L'épisode de l'oreille reste, à ce jour, entouré d'une part d'incertitude documentée que les sources elles-mêmes ne permettent pas de lever entièrement. En tout cas, son oreille a indubitablement forgé sa légende.
Theo van Gogh meurt en janvier 1891, six mois après son frère Vincent, laissant derrière lui sa veuve, Johanna van Gogh-Bonger, et un héritage composé de centaines de toiles complètement méconnues. C'est elle qui entreprend méthodiquement de construire la réputation posthume de Vincent pendant des années : elle organise des expositions, négocie avec des galeries, publie en 1914 les lettres échangées entre les deux frères, elle écrit même une biographie qui façonnera durablement l'image publique du peintre.
Ce rôle de Johanna van Gogh-Bonger reste largement absent du récit populaire, qui préfère retenir l'image d'un génie reconnu spontanément par la postérité, comme si la valeur de l'œuvre s'était imposée d'elle-même, sans intervention humaine. Or c'est précisément le contraire qui s'est produit : la légende de Van Gogh est, pour une part non négligeable, le produit du travail patient d'une femme dont le nom demeure largement ignoré du grand public.
Rendez vous compte si cette femme n'avait pas été si convaincue et surtout motivée pedndant toutes ces anées, que ce serait -il passer ? La Nuit Etoilée aurait surement moisie dans son grenier pendant des années avant d'être jetée ou vendue une bouchée de pain à sa mort. Quel triste univers parallèle que celui ci.
La littérature médicale a proposé plus d'une trentaine de diagnostics rétrospectifs différents pour tenter d'expliquer les troubles de Van Gogh : épilepsie du lobe temporal, porphyrie aiguë intermittente, maladie de Ménière, intoxication au plomb, troubles bipolaires, schizophrénie, troubles de la personnalité, je vous en passe et des meilleurs. Mais aucun de ces diagnostics ne s'impose comme définitif auprès de la communauté scientifique actuelle.
Bon vous me direz que ce n'est pas si étonnant, même avec un patient vivant sous les yeux d'un médecin ce n'est jamais facile de diagnostiquer un trouble mental. Alors sur un homme mort depuis 150 ans, sur la base de correspondances et de témoignages pas forcément fiables ... il ne faut pas s'attendre à grand chose.

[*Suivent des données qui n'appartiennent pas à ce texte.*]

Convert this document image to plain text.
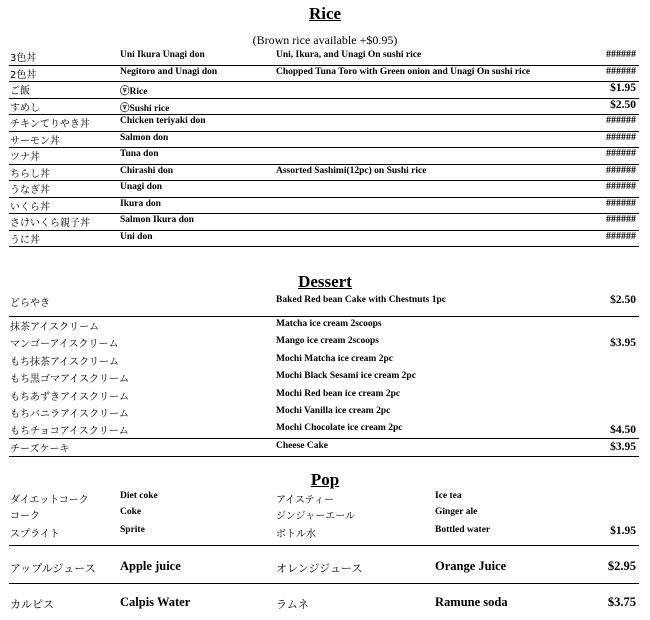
Rice
(Brown rice available +$0.95)
3色丼	Uni Ikura Unagi don	Uni, Ikura, and Unagi On sushi rice	######
2色丼	Negitoro and Unagi don	Chopped Tuna Toro with Green onion and Unagi On sushi rice	######
ご飯	ⓥRice	$1.95
すめし	ⓥSushi rice	$2.50
チキンてりやき丼	Chicken teriyaki don	######
サーモン丼	Salmon don	######
ツナ丼	Tuna don	######
ちらし丼	Chirashi don	Assorted Sashimi(12pc) on Sushi rice	######
うなぎ丼	Unagi don	######
いくら丼	Ikura don	######
さけいくら親子丼	Salmon Ikura don	######
うに丼	Uni don	######
Dessert
どらやき	Baked Red bean Cake with Chestnuts 1pc	$2.50
抹茶アイスクリーム	Matcha ice cream 2scoops
マンゴーアイスクリーム	Mango ice cream 2scoops	$3.95
もち抹茶アイスクリーム	Mochi Matcha ice cream 2pc
もち黒ゴマアイスクリーム	Mochi Black Sesami ice cream 2pc
もちあずきアイスクリーム	Mochi Red bean ice cream 2pc
もちバニラアイスクリーム	Mochi Vanilla ice cream 2pc
もちチョコアイスクリーム	Mochi Chocolate ice cream 2pc	$4.50
チーズケーキ	Cheese Cake	$3.95
Pop
ダイエットコーク	Diet coke	アイスティー	Ice tea
コーク	Coke	ジンジャーエール	Ginger ale
スプライト	Sprite	ボトル水	Bottled water	$1.95
アップルジュース Apple juice	オレンジジュース	Orange Juice	$2.95
カルピス	Calpis Water	ラムネ	Ramune soda	$3.75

Voici la question que je trouve la plus inconfortable à poser, et qui dépasse largement le seul cas de Van Gogh. Le récit du génie totalement incompris de son vivant, n'ayant vendu qu'un seul tableau, mort dans l'indifférence générale avant une reconnaissance posthume aussi soudaine que totale, est statistiquement plus séduisant que la réalité documentée, plus nuancée et plus humaine : un homme dépendant financièrement de son frère, ayant vendu quelques tableaux contre de la nourriture, et dont la postérité doit beaucoup au travail patient d'une belle-sœur largement oubliée.
Je ne suis pas certain qu'on puisse facilement renoncer à ce mythe même si on en connait les approximations. Et ça c'est parce qu'il nous arrange collectivement : il transforme l'échec commercial réel d'un homme en preuve indirecte de son génie, ce qui est une façon commode, pour nous spectateurs, de nous sentir plus clairvoyants que les hommes de son époque qui l'ont connu et l'ont ignoré.
Reste à savoir ce que cela dit de notre rapport à l'Art en lui-même. Et c'est là que je m'arrête.